- Born: Vincent M. Ferrara 1949 (age 76–77) Boston, Massachusetts, U.S.
- Other name: "The Animal";
- Occupation: Mobster
- Allegiance: Patriarca crime family

= Vincent M. Ferrara =

American mobster

Vincent M. Ferrara (born 1949), also known as "the Animal", is an American mobster from Boston, Massachusetts who is a "made" member of the New England-based Patriarca crime family.

==Criminal career==
Ferrara became affiliated with the Patriarca crime family in the 1970s as an associate in a regime, or "crew", headed by Donato "Danny" Angiulo in the North End of Boston. In the late 1970s, a rival North End gang began robbing card games operated by the Angiulo brothers, resulting in Gennaro "Jerry" Angiulo hiring Ferrara to kill the hoodlum Giacomo "Jackie" DiFronzo. On December 11, 1977, Ferrara, along with Vincent "Jimmy" Limoli, allegedly shot DiFronzo dead at an Endicott Street club and then set the club on fire. Afterwards, an associate of DiFronzo, Anthony "Dapper" Corlito, sought vengeance on Ferrara. On July 21, 1979, Ferrara, Limoli and Pasquale "Patsy" Barone allegedly shot Corlito to death after encountering him on Fleet Street. Ferrara was inducted as a "made" member of the Patriarca family in 1980.

On October 28, 1985, Patsy Barone and Walter "Fats" Jordan shot Limoli to death in Boston's North End and subsequently fled the state. In July 1988, Jordan was arrested in North Carolina and Barone was arrested in Ohio. Jordan reached an agreement with Assistant U.S. Attorney Jeffrey Auerhahn to become a cooperating witness, confessing that he and Barone had taken part in Limoli's murder.

On March 22, 1990, Ferrara was indicted on racketeering and related charges with six other alleged members and an associate of the Patriarca Family. More specifically, Ferrara, Raymond J. Patriarca, J.R. Russo, Robert Carrozza, Dennis Lepore, Carmen Tortora, Pasquale Barone and Angelo Mercurio, who was, significantly, a fugitive, were charged with violating the Racketeer Influenced and Corrupt Organizations Act (RICO), by conspiring to participate in the affairs of a racketeering enterprise, and doing so, through a pattern of racketeering acts that included murder, extortion, and other crimes, some of which were also charged as separate substantive offenses. Three years later, under a plea agreement with the government just as his case was about to go to trial, he pleaded guilty to racketeering, extortion, gambling, and ordering the 1985 slaying of Boston mobster Vincent "Jimmy" Limoli. The murder was apparently the result of a narcotics transaction gone bad. Ferrara received a 22-year sentence.

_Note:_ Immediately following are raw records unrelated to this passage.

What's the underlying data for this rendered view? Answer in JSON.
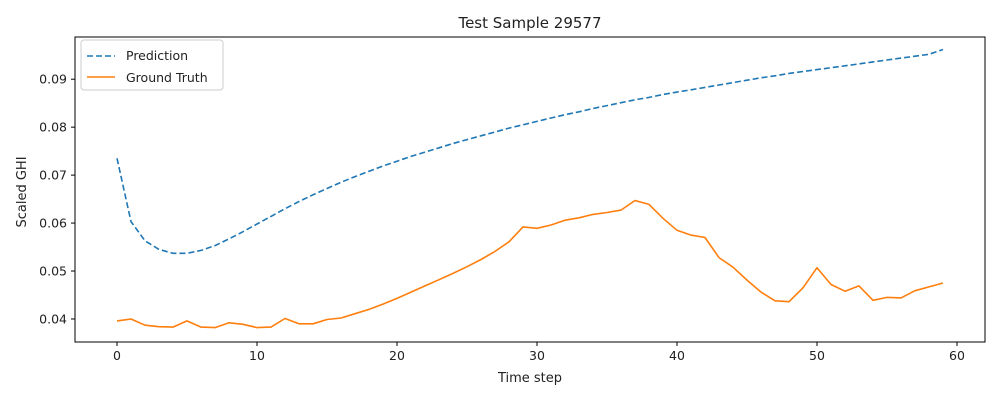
{
  "chart_data": {
    "type": "line",
    "title": "Test Sample 29577",
    "xlabel": "Time step",
    "ylabel": "Scaled GHI",
    "xlim": [
      -3,
      62
    ],
    "ylim": [
      0.0352,
      0.0988
    ],
    "xticks": [
      0,
      10,
      20,
      30,
      40,
      50,
      60
    ],
    "xtick_labels": [
      "0",
      "10",
      "20",
      "30",
      "40",
      "50",
      "60"
    ],
    "yticks": [
      0.04,
      0.05,
      0.06,
      0.07,
      0.08,
      0.09
    ],
    "ytick_labels": [
      "0.04",
      "0.05",
      "0.06",
      "0.07",
      "0.08",
      "0.09"
    ],
    "grid": false,
    "legend_position": "top-left",
    "series": [
      {
        "name": "Prediction",
        "color": "#1f77b4",
        "style": "dashed",
        "x": [
          0,
          1,
          2,
          3,
          4,
          5,
          6,
          7,
          8,
          9,
          10,
          11,
          12,
          13,
          14,
          15,
          16,
          17,
          18,
          19,
          20,
          21,
          22,
          23,
          24,
          25,
          26,
          27,
          28,
          29,
          30,
          31,
          32,
          33,
          34,
          35,
          36,
          37,
          38,
          39,
          40,
          41,
          42,
          43,
          44,
          45,
          46,
          47,
          48,
          49,
          50,
          51,
          52,
          53,
          54,
          55,
          56,
          57,
          58,
          59
        ],
        "values": [
          0.0735,
          0.0603,
          0.0563,
          0.0545,
          0.0537,
          0.0537,
          0.0543,
          0.0553,
          0.0567,
          0.0582,
          0.0598,
          0.0614,
          0.063,
          0.0645,
          0.0659,
          0.0672,
          0.0685,
          0.0697,
          0.0708,
          0.0719,
          0.0729,
          0.0739,
          0.0748,
          0.0757,
          0.0766,
          0.0774,
          0.0782,
          0.079,
          0.0798,
          0.0805,
          0.0812,
          0.0819,
          0.0826,
          0.0832,
          0.0839,
          0.0845,
          0.0851,
          0.0857,
          0.0862,
          0.0868,
          0.0873,
          0.0878,
          0.0883,
          0.0888,
          0.0893,
          0.0898,
          0.0903,
          0.0907,
          0.0912,
          0.0916,
          0.092,
          0.0924,
          0.0928,
          0.0932,
          0.0936,
          0.094,
          0.0944,
          0.0948,
          0.0952,
          0.0962
        ]
      },
      {
        "name": "Ground Truth",
        "color": "#ff7f0e",
        "style": "solid",
        "x": [
          0,
          1,
          2,
          3,
          4,
          5,
          6,
          7,
          8,
          9,
          10,
          11,
          12,
          13,
          14,
          15,
          16,
          17,
          18,
          19,
          20,
          21,
          22,
          23,
          24,
          25,
          26,
          27,
          28,
          29,
          30,
          31,
          32,
          33,
          34,
          35,
          36,
          37,
          38,
          39,
          40,
          41,
          42,
          43,
          44,
          45,
          46,
          47,
          48,
          49,
          50,
          51,
          52,
          53,
          54,
          55,
          56,
          57,
          58,
          59
        ],
        "values": [
          0.0396,
          0.04,
          0.0387,
          0.0384,
          0.0383,
          0.0396,
          0.0383,
          0.0382,
          0.0392,
          0.0389,
          0.0382,
          0.0383,
          0.0401,
          0.039,
          0.039,
          0.0399,
          0.0402,
          0.0411,
          0.042,
          0.0431,
          0.0443,
          0.0456,
          0.0469,
          0.0482,
          0.0495,
          0.0509,
          0.0524,
          0.0541,
          0.0561,
          0.0592,
          0.0589,
          0.0596,
          0.0606,
          0.0611,
          0.0618,
          0.0622,
          0.0627,
          0.0647,
          0.0639,
          0.061,
          0.0585,
          0.0575,
          0.057,
          0.0528,
          0.0508,
          0.0481,
          0.0456,
          0.0438,
          0.0436,
          0.0465,
          0.0507,
          0.0472,
          0.0458,
          0.0469,
          0.0439,
          0.0445,
          0.0444,
          0.0459,
          0.0467,
          0.0475
        ]
      }
    ]
  }
}
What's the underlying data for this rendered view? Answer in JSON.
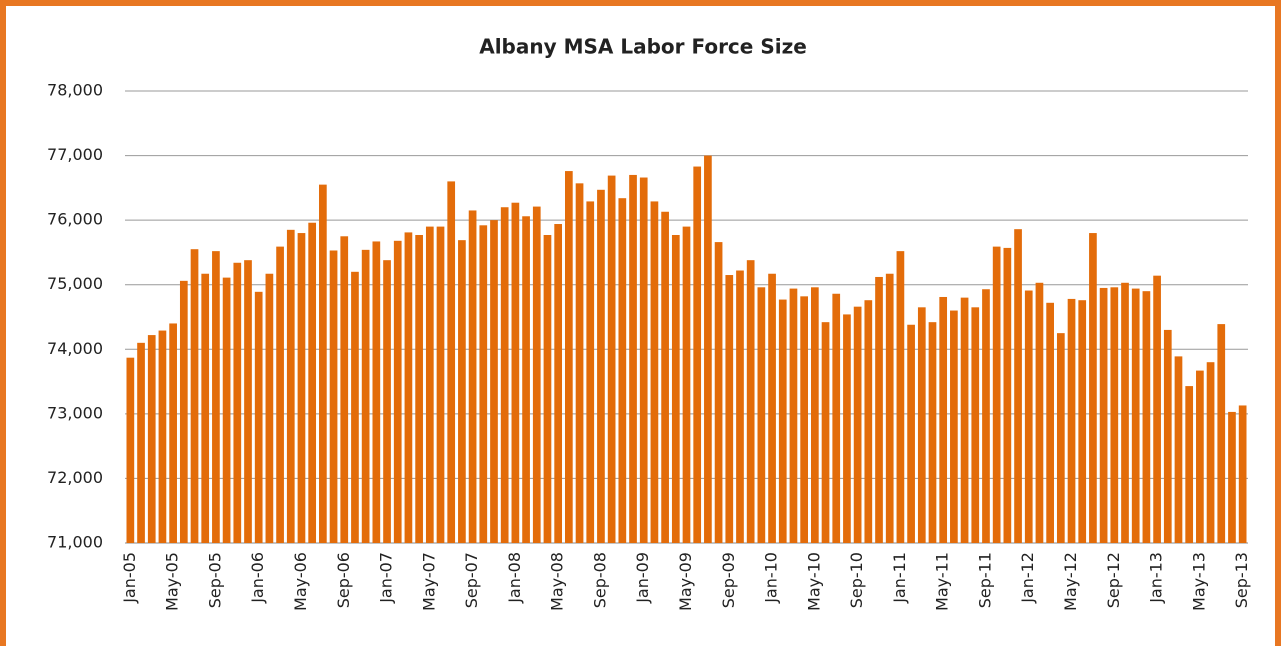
{
  "chart_data": {
    "type": "bar",
    "title": "Albany MSA Labor Force Size",
    "categories": [
      "Jan-05",
      null,
      null,
      null,
      "May-05",
      null,
      null,
      null,
      "Sep-05",
      null,
      null,
      null,
      "Jan-06",
      null,
      null,
      null,
      "May-06",
      null,
      null,
      null,
      "Sep-06",
      null,
      null,
      null,
      "Jan-07",
      null,
      null,
      null,
      "May-07",
      null,
      null,
      null,
      "Sep-07",
      null,
      null,
      null,
      "Jan-08",
      null,
      null,
      null,
      "May-08",
      null,
      null,
      null,
      "Sep-08",
      null,
      null,
      null,
      "Jan-09",
      null,
      null,
      null,
      "May-09",
      null,
      null,
      null,
      "Sep-09",
      null,
      null,
      null,
      "Jan-10",
      null,
      null,
      null,
      "May-10",
      null,
      null,
      null,
      "Sep-10",
      null,
      null,
      null,
      "Jan-11",
      null,
      null,
      null,
      "May-11",
      null,
      null,
      null,
      "Sep-11",
      null,
      null,
      null,
      "Jan-12",
      null,
      null,
      null,
      "May-12",
      null,
      null,
      null,
      "Sep-12",
      null,
      null,
      null,
      "Jan-13",
      null,
      null,
      null,
      "May-13",
      null,
      null,
      null,
      "Sep-13"
    ],
    "values": [
      73870,
      74100,
      74220,
      74290,
      74400,
      75060,
      75550,
      75170,
      75520,
      75110,
      75340,
      75380,
      74890,
      75170,
      75590,
      75850,
      75800,
      75960,
      76550,
      75530,
      75750,
      75200,
      75540,
      75670,
      75380,
      75680,
      75810,
      75770,
      75900,
      75900,
      76600,
      75690,
      76150,
      75920,
      76000,
      76200,
      76270,
      76060,
      76210,
      75770,
      75940,
      76760,
      76570,
      76290,
      76470,
      76690,
      76340,
      76700,
      76660,
      76290,
      76130,
      75770,
      75900,
      76830,
      77000,
      75660,
      75150,
      75220,
      75380,
      74960,
      75170,
      74770,
      74940,
      74820,
      74960,
      74420,
      74860,
      74540,
      74660,
      74760,
      75120,
      75170,
      75520,
      74380,
      74650,
      74420,
      74810,
      74600,
      74800,
      74650,
      74930,
      75590,
      75570,
      75860,
      74910,
      75030,
      74720,
      74250,
      74780,
      74760,
      75800,
      74950,
      74960,
      75030,
      74940,
      74900,
      75140,
      74300,
      73890,
      73430,
      73670,
      73800,
      74390,
      73030,
      73130
    ],
    "color": "#e36c0a",
    "ylim": [
      71000,
      78000
    ],
    "yticks": [
      {
        "value": 71000,
        "label": "71,000"
      },
      {
        "value": 72000,
        "label": "72,000"
      },
      {
        "value": 73000,
        "label": "73,000"
      },
      {
        "value": 74000,
        "label": "74,000"
      },
      {
        "value": 75000,
        "label": "75,000"
      },
      {
        "value": 76000,
        "label": "76,000"
      },
      {
        "value": 77000,
        "label": "77,000"
      },
      {
        "value": 78000,
        "label": "78,000"
      }
    ],
    "grid": true
  }
}
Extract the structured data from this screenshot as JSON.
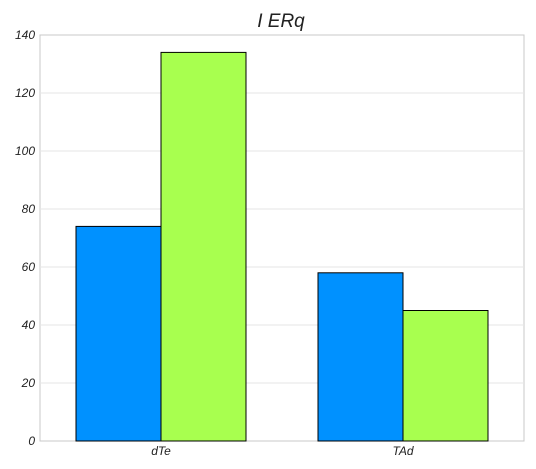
{
  "chart_data": {
    "type": "bar",
    "title": "I ERq",
    "xlabel": "",
    "ylabel": "",
    "categories": [
      "dTe",
      "TAd"
    ],
    "series": [
      {
        "values": [
          74,
          58
        ],
        "color": "#0091ff"
      },
      {
        "values": [
          134,
          45
        ],
        "color": "#a8ff4f"
      }
    ],
    "ylim": [
      0,
      140
    ],
    "yticks": [
      0,
      20,
      40,
      60,
      80,
      100,
      120,
      140
    ],
    "grid": true,
    "legend": "none"
  }
}
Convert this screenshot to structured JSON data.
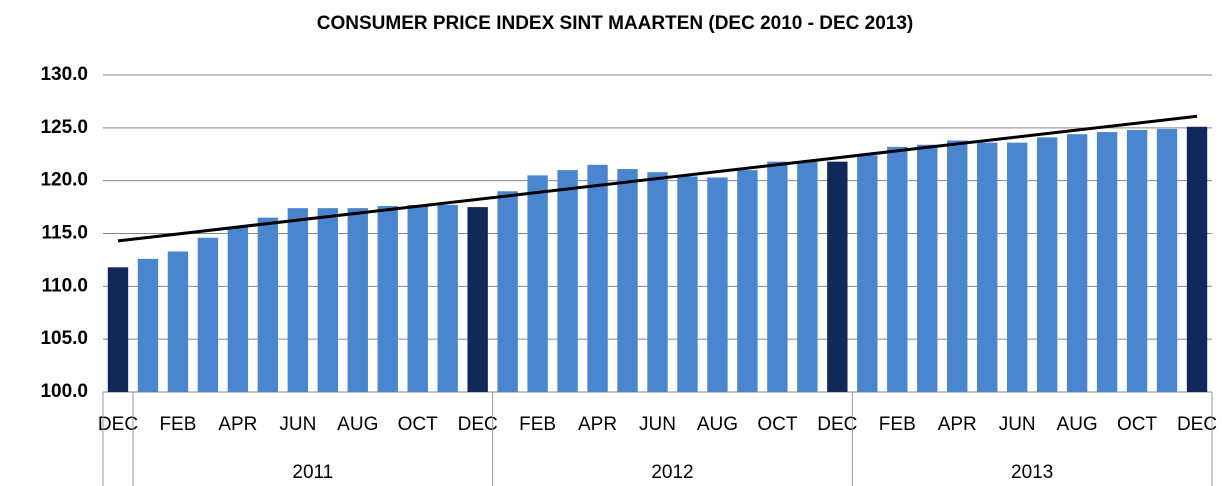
{
  "chart_data": {
    "type": "bar",
    "title": "CONSUMER PRICE INDEX SINT MAARTEN (DEC 2010 - DEC 2013)",
    "categories": [
      "DEC",
      null,
      "FEB",
      null,
      "APR",
      null,
      "JUN",
      null,
      "AUG",
      null,
      "OCT",
      null,
      "DEC",
      null,
      "FEB",
      null,
      "APR",
      null,
      "JUN",
      null,
      "AUG",
      null,
      "OCT",
      null,
      "DEC",
      null,
      "FEB",
      null,
      "APR",
      null,
      "JUN",
      null,
      "AUG",
      null,
      "OCT",
      null,
      "DEC"
    ],
    "values": [
      111.8,
      112.6,
      113.3,
      114.6,
      115.6,
      116.5,
      117.4,
      117.4,
      117.4,
      117.6,
      117.7,
      117.7,
      117.5,
      119.0,
      120.5,
      121.0,
      121.5,
      121.1,
      120.8,
      120.4,
      120.3,
      121.0,
      121.8,
      121.8,
      121.8,
      122.4,
      123.2,
      123.4,
      123.8,
      123.6,
      123.6,
      124.1,
      124.4,
      124.6,
      124.8,
      124.9,
      125.1
    ],
    "colors": [
      "#10285a",
      "#4a86cf",
      "#4a86cf",
      "#4a86cf",
      "#4a86cf",
      "#4a86cf",
      "#4a86cf",
      "#4a86cf",
      "#4a86cf",
      "#4a86cf",
      "#4a86cf",
      "#4a86cf",
      "#10285a",
      "#4a86cf",
      "#4a86cf",
      "#4a86cf",
      "#4a86cf",
      "#4a86cf",
      "#4a86cf",
      "#4a86cf",
      "#4a86cf",
      "#4a86cf",
      "#4a86cf",
      "#4a86cf",
      "#10285a",
      "#4a86cf",
      "#4a86cf",
      "#4a86cf",
      "#4a86cf",
      "#4a86cf",
      "#4a86cf",
      "#4a86cf",
      "#4a86cf",
      "#4a86cf",
      "#4a86cf",
      "#4a86cf",
      "#10285a"
    ],
    "groups": [
      {
        "label": "2011",
        "start": 1,
        "end": 12
      },
      {
        "label": "2012",
        "start": 13,
        "end": 24
      },
      {
        "label": "2013",
        "start": 25,
        "end": 36
      }
    ],
    "trend": [
      114.3,
      126.1
    ],
    "ylim": [
      100,
      130
    ],
    "yticks": [
      {
        "value": 100,
        "label": "100.0"
      },
      {
        "value": 105,
        "label": "105.0"
      },
      {
        "value": 110,
        "label": "110.0"
      },
      {
        "value": 115,
        "label": "115.0"
      },
      {
        "value": 120,
        "label": "120.0"
      },
      {
        "value": 125,
        "label": "125.0"
      },
      {
        "value": 130,
        "label": "130.0"
      }
    ],
    "grid": true
  }
}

=== Release from prison ===
After serving 16 years in prison, Ferrara was released on April 12, 2005. U.S. District Judge Mark L. Wolf ruled that several years were to be cut from Ferrara's sentence after finding that a prosecutor, Assistant United States Attorney Jeffrey Auerhahn, had withheld evidence during plea negotiations. Specifically, a key witness had tried to recant his claim that Ferrara had directed his codefendant Pasquale Barone to murder Vincent Limoli. Wolf concluded that Ferrara was denied due process and was probably innocent of Limoli's slaying, but pled guilty rather than risk a wrongful conviction. If Ferrara had been aware of the recantation, the judge decided, he may not have agreed to the deal that sent him to prison for 22 years. Ferrara, a father of five, was placed on supervised release for three years and prohibited from contact with any convicted felons during that time. Ferrara has stated that he will not return to his criminal past. As of 2022 Ferrara is operating a business which combines valet parking service and garage management.